Paper long abstract:
Since the mid-2000's, the abundance of digital traces of conversations has been viewed as a crucial opportunity by a fast-growing economic sector, essentially represented by software editors, which claims to access thanks to this data to massive and spontaneous opinions - as opposed to the low-scale and solicited opinions of the polling industry. These companies thus have to deal with the same issues than does the academic research; one of them, well identified by Rogers (2009), is the inscription of the opinions within social groups, given the lack of socio-demographic information about online individuals. Consequently, they must build alternative epistemologies to guarantee - in new ways - the validity of the knowledge they produce about online opinion.

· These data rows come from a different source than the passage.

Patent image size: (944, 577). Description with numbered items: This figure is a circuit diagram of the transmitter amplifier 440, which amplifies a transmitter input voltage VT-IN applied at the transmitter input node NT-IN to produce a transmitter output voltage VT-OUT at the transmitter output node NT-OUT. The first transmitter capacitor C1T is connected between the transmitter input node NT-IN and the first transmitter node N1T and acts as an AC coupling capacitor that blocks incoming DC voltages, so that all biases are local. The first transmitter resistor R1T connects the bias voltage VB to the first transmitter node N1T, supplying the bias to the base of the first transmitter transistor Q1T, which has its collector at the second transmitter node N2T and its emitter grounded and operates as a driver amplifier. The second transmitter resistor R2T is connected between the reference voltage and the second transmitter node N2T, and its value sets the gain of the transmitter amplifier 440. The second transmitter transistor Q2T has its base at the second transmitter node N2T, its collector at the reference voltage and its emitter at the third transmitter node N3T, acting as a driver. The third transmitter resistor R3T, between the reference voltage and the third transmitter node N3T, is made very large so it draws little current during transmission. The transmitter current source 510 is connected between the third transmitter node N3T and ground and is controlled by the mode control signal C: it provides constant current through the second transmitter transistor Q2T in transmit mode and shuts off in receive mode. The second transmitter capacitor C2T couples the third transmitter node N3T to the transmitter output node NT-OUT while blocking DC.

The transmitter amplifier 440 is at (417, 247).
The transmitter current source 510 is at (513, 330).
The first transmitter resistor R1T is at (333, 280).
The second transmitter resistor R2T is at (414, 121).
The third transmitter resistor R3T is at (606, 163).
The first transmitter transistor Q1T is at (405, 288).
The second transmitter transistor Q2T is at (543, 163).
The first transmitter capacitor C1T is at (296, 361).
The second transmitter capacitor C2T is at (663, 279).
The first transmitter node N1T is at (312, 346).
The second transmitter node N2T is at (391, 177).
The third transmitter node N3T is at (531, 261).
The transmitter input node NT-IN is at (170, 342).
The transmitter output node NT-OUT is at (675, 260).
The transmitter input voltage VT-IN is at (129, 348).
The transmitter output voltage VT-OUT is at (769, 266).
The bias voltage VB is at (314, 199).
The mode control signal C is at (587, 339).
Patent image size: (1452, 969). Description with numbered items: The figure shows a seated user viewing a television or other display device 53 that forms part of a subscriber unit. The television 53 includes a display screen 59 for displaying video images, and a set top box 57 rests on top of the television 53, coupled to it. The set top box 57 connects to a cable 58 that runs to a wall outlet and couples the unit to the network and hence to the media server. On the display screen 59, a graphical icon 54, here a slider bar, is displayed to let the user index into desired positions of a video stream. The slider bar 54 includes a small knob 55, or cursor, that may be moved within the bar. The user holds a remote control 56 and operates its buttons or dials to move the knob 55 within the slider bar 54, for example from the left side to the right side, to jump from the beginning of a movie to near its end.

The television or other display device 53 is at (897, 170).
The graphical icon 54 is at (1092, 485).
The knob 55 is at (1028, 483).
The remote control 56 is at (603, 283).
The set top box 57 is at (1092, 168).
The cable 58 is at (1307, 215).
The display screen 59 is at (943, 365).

In this communication we will describe how this issue is addressed by a French company named Linkfluence, by showing how, using the same mapping methods used in Digital Humanities, they reorder the online social space around artifacts called "communities", built on the aggregation of the websites' hypertext profiles, allowing them to inscribe opinions into stabilized social forms. Along with Desrosières (2008) and Didier (2009), we want to enter into the very procedures which generate categories of social organization. For this, we draw on theoretical papers produced by our actors and the literature they refer to, but also on a two-month observation conducted in the company's offices. By doing so, we aim to show how this practice of web mapping embeds a social order, based on fluid, elective and action-centered collectives named "communities".